Auftragsverarbeiter dürfen personenbezogene Daten nur nach Weisung des Auftraggebers verarbeiten. So will es die DSGVO und so muss es in einem entsprechenden Vertrag geregelt sein. In der Praxis kommt es aber oft vor, dass ein Auftragsverarbeiter in dieser Vereinbarung zur Auftragsverarbeitung („AVV“) ausnahmsweise von der Weisungsgebundenheit freigestellt wird, wenn er „rechtlich“ zu einer bestimmten Datenverarbeitung verpflichtet ist. Das betrifft z. B. die Herausgabe von Daten an Sicherheitsbehörden oder die Aufbewahrung für steuerliche Zwecke.

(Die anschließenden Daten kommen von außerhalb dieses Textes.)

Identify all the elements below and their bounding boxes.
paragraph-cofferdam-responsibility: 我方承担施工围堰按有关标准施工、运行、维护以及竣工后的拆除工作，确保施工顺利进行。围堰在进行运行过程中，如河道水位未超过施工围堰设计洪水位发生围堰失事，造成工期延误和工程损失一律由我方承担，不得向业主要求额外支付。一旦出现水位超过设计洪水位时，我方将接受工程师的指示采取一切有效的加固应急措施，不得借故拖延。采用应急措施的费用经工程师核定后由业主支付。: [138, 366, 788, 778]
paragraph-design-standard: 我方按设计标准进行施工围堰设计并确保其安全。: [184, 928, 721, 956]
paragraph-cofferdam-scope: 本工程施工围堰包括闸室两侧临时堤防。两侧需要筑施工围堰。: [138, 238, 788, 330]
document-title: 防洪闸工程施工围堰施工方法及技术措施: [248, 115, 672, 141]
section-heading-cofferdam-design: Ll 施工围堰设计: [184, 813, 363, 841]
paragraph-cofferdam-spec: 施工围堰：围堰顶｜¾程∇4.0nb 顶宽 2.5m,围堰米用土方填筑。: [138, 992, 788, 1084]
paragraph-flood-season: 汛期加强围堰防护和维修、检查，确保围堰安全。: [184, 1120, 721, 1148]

Problematisch ist das, wenn es sich dabei um rechtliche Vorgaben aus einem Drittland handelt, beispielsweise um US-Recht. Wie ist eine solche Ausnahmeregelung rechtlich zu bewerten und wie ist damit in der Praxis am besten umzugehen? Besteht auch hier keine Weisungsgebundenheit bei „rechtlicher Verpflichtung“?

Sachverhalt

Vor allem bei Verhandlungen mit global agierenden Dienstleistern wird eine solche Ausnahmeregelung gerne in die Auftragsverarbeitungsvereinbarung (kurz „AVV“) aufgenommen. Beispiel aus einer AVV: „Der Auftragsverarbeiter verarbeitet die Daten nur in Übereinstimmung mit den schriftlichen Weisungen des Kunden, es sei denn, er ist rechtlich zur Verarbeitung verpflichtet.“

Bewertung: Keine Weisungsgebundenheit bei „rechtlicher Verpflichtung“?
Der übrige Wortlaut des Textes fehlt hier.